Jakarta,Topikonline.co.id— Direktorat Jenderal Pemasyarakatan (Ditjenpas) kembali menunjukkan sikap tanpa kompromi terhadap berbagai pelanggaran di dalam lembaga pemasyarakatan. Sebanyak 40 warga binaan kategori risiko tinggi asal Sumatera Selatan resmi dipindahkan ke sejumlah lapas supermaksimum dan maksimum security di Nusakambangan, Jumat (22/5/2026).
Langkah tegas ini menjadi bagian dari strategi besar Ditjenpas dalam memberantas peredaran narkoba, kepemilikan telepon genggam ilegal, praktik penipuan (scamming), hingga berbagai gangguan keamanan dan ketertiban lain di dalam lapas dan rutan.
Direktur Jenderal Pemasyarakatan, Mashudi, menegaskan bahwa Nusakambangan bukan sekadar tempat pengamanan ketat, melainkan pusat pembinaan khusus bagi warga binaan kategori high risk agar kembali tunduk pada aturan dan program pembinaan negara.
“Langkah ini akan terus kami lakukan untuk mewujudkan pembinaan dan pengamanan yang tepat bagi warga binaan. Untuk warga binaan masuk kategori high risk, Nusakambangan adalah tempat yang kita harapkan dapat mengubah perilaku mereka menjadi warga binaan yang patuh terhadap aturan dan mengikuti program pembinaan dengan baik,” tegas Mashudi.
Pemindahan tersebut merupakan tindak lanjut surat Kepala Kantor Wilayah Ditjenpas Sumatera Selatan Nomor WP.6-PK.03.02-249 tertanggal 21 Mei 2026 terkait pemindahan narapidana atas nama Muhammad Ardiles Bin Basir dan lainnya ke Nusakambangan.
Mashudi mengungkapkan, sepanjang Mei 2026 pihaknya telah memindahkan total 88 warga binaan kategori high risk ke Nusakambangan.
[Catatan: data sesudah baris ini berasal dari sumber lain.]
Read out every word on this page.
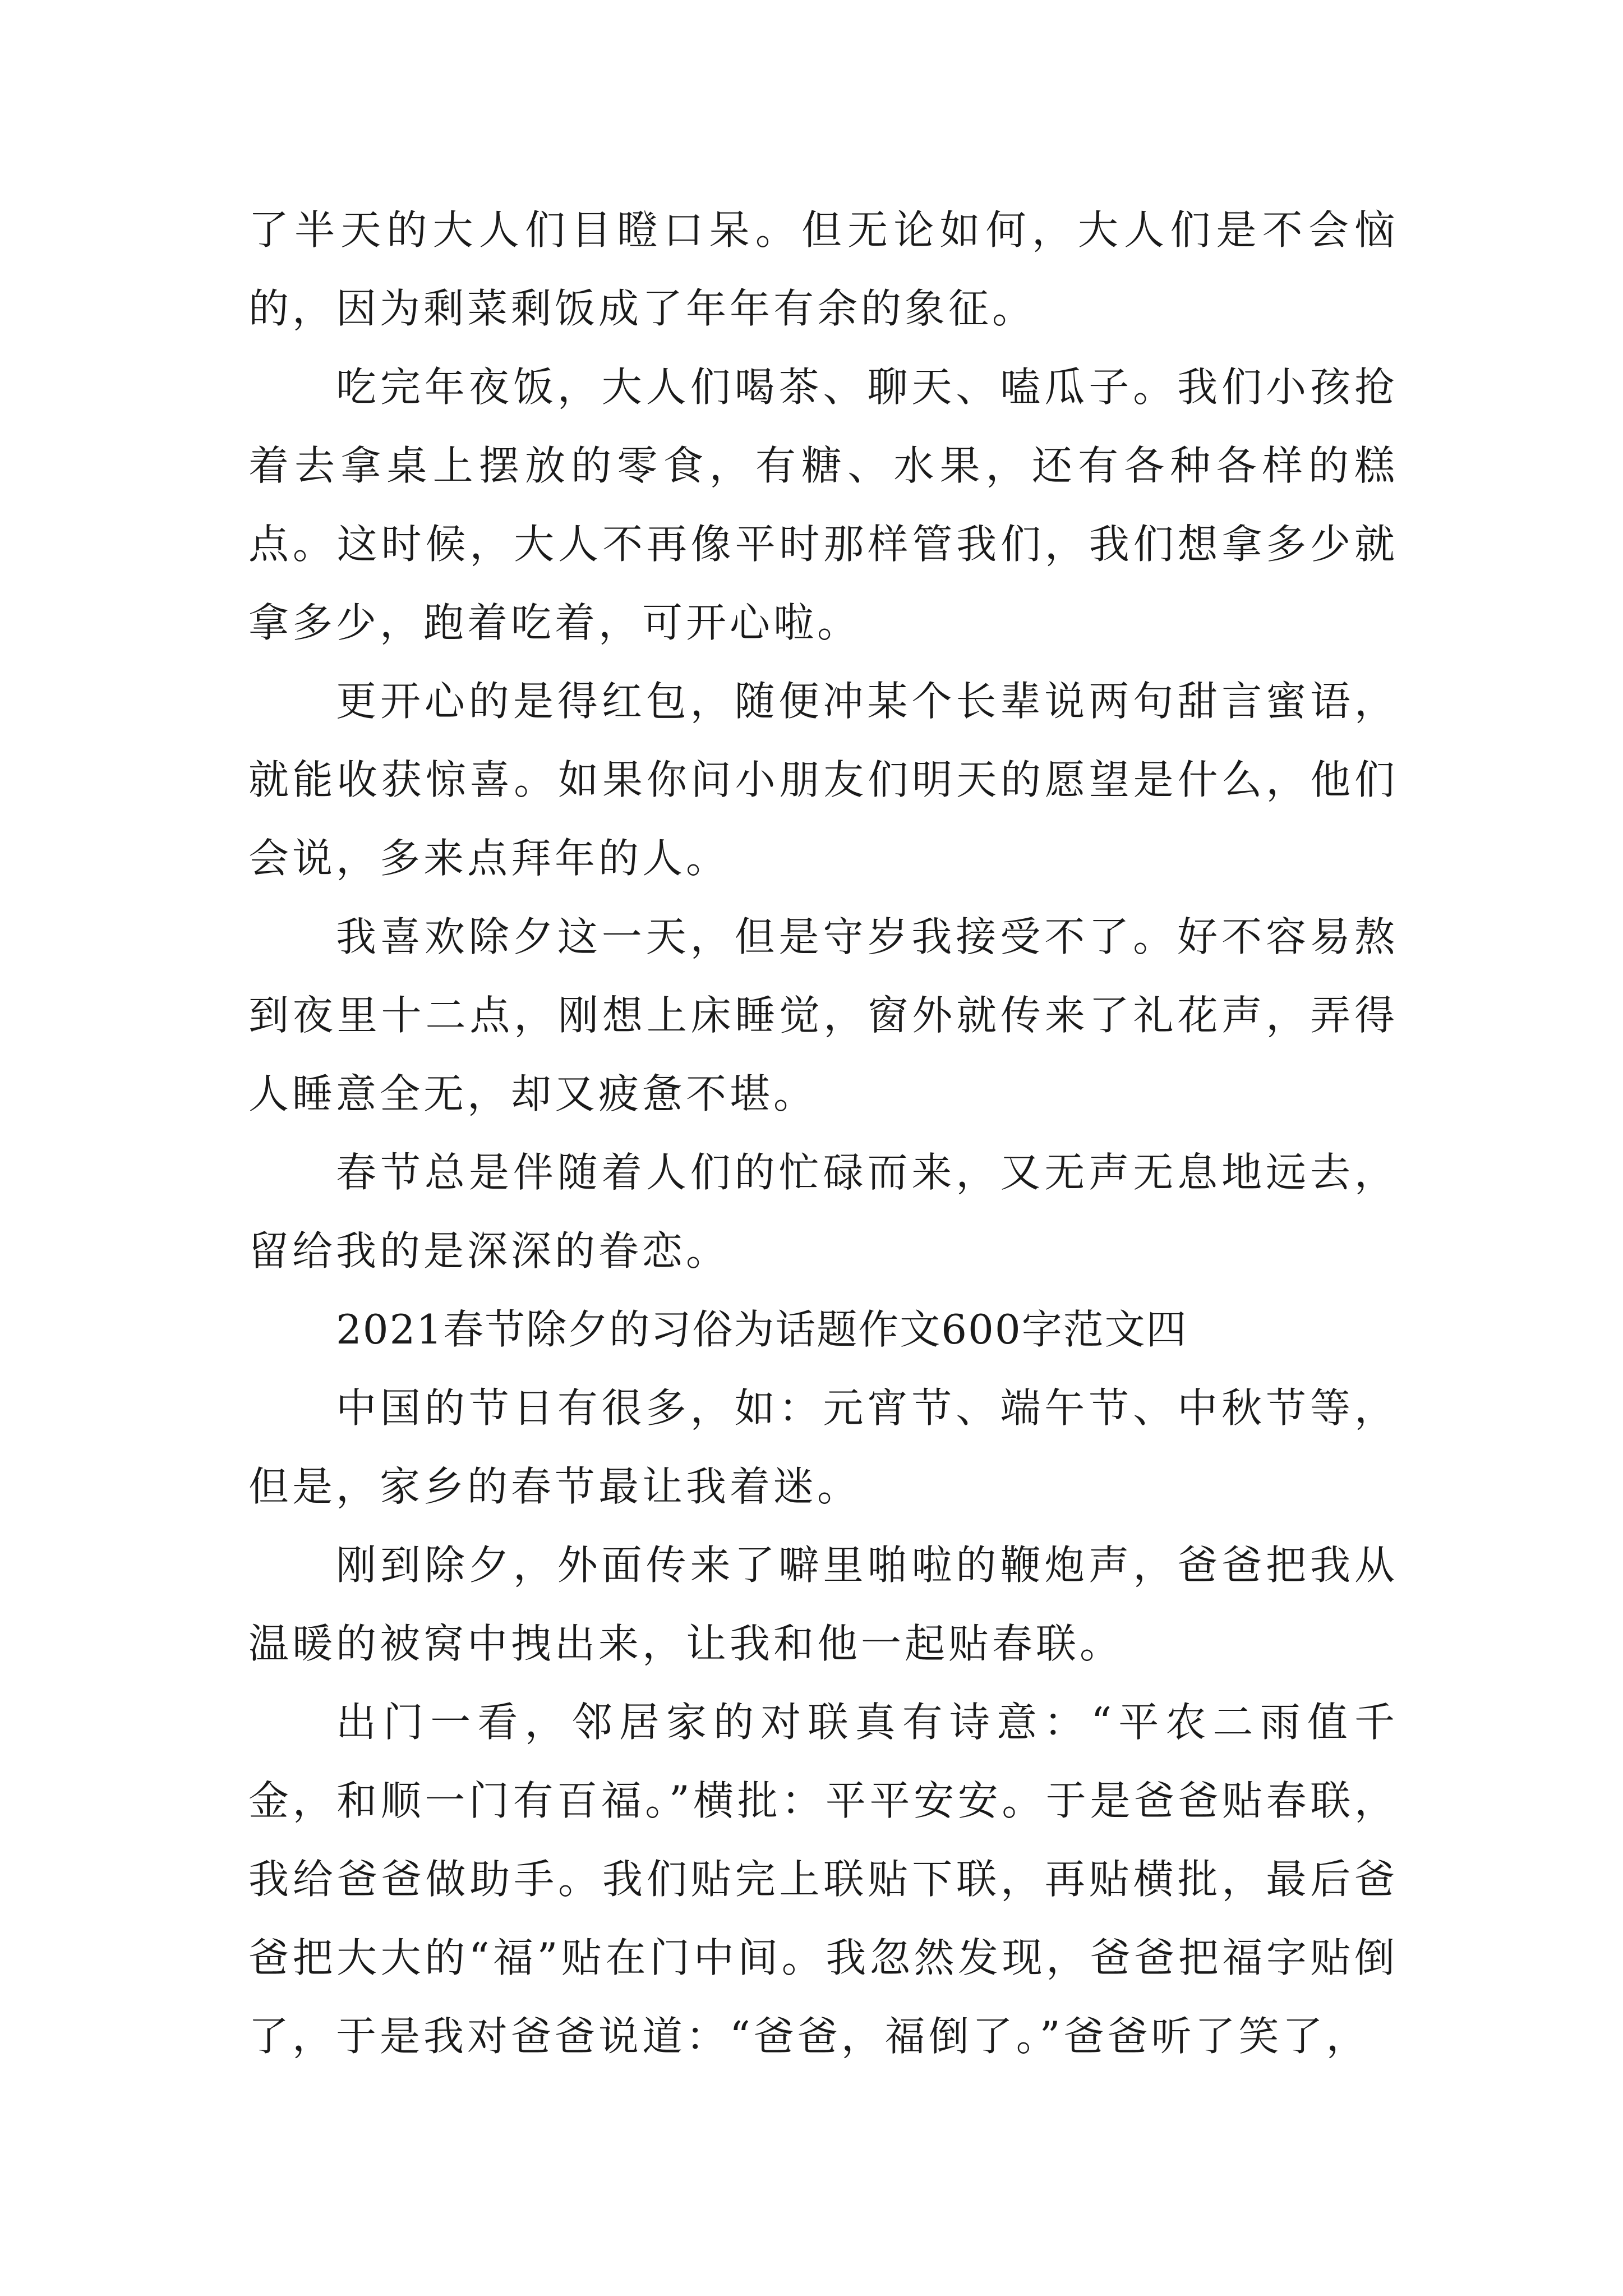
了半天的大人们目瞪口呆。但无论如何，大人们是不会恼的，因为剩菜剩饭成了年年有余的象征。

吃完年夜饭，大人们喝茶、聊天、嗑瓜子。我们小孩抢着去拿桌上摆放的零食，有糖、水果，还有各种各样的糕点。这时候，大人不再像平时那样管我们，我们想拿多少就拿多少，跑着吃着，可开心啦。

更开心的是得红包，随便冲某个长辈说两句甜言蜜语，就能收获惊喜。如果你问小朋友们明天的愿望是什么，他们会说，多来点拜年的人。

我喜欢除夕这一天，但是守岁我接受不了。好不容易熬到夜里十二点，刚想上床睡觉，窗外就传来了礼花声，弄得人睡意全无，却又疲惫不堪。

春节总是伴随着人们的忙碌而来，又无声无息地远去，留给我的是深深的眷恋。

2021春节除夕的习俗为话题作文600字范文四

中国的节日有很多，如：元宵节、端午节、中秋节等，但是，家乡的春节最让我着迷。

刚到除夕，外面传来了噼里啪啦的鞭炮声，爸爸把我从温暖的被窝中拽出来，让我和他一起贴春联。

出门一看，邻居家的对联真有诗意：“平农二雨值千金，和顺一门有百福。”横批：平平安安。于是爸爸贴春联，我给爸爸做助手。我们贴完上联贴下联，再贴横批，最后爸爸把大大的“福”贴在门中间。我忽然发现，爸爸把福字贴倒了，于是我对爸爸说道：“爸爸，福倒了。”爸爸听了笑了，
Gelombang terbaru berasal dari Lapas Kelas I Palembang.
“Yang terbaru, 40 warga binaan wilayah Sumatera Selatan kita kirim ke sana,” ujarnya.
Puluhan warga binaan tersebut kemudian ditempatkan di enam lapas berpengamanan tinggi di kawasan Nusakambangan, yakni Lapas Batu, Lapas Pasir Putih, Lapas Narkotika, Lapas Ngaseman, Lapas Gladakan, dan Lapas Besi.
Dalam pernyataannya, Mashudi juga melontarkan peringatan keras kepada seluruh jajaran pemasyarakatan, baik petugas maupun warga binaan, agar tidak bermain-main dengan aturan.
“Kami ingatkan kembali kepada seluruh jajaran pemasyarakatan, jangan berani main-main dengan aturan. Baik warga binaan maupun petugas, apabila terbukti terlibat narkotika, HP, scamming, atau tindakan pelanggaran lainnya, tidak ada ampun. Sanksi berat ganjarannya,” tandasnya.
Pernyataan tersebut menjadi sinyal kuat bahwa Ditjenpas di bawah kepemimpinan Menteri Imigrasi dan Pemasyarakatan, Agus Andrianto, tengah melakukan pembersihan besar-besaran terhadap praktik ilegal di dalam lapas.
Data Ditjenpas mencatat, sebanyak 2.648 warga binaan kategori high risk telah dipindahkan ke Nusakambangan selama masa kepemimpinan Agus Andrianto. Program tersebut menjadi bagian dari penataan sistem pemasyarakatan nasional sekaligus upaya memutus mata rantai kejahatan yang masih dikendalikan dari balik jeruji.
Kini, Nusakambangan tidak lagi hanya dipandang sebagai simbol penjara berpengamanan maksimum, tetapi juga menjadi “ruang pembinaan keras” bagi narapidana berisiko tinggi agar berubah, disiplin, dan patuh terhadap hukum negara.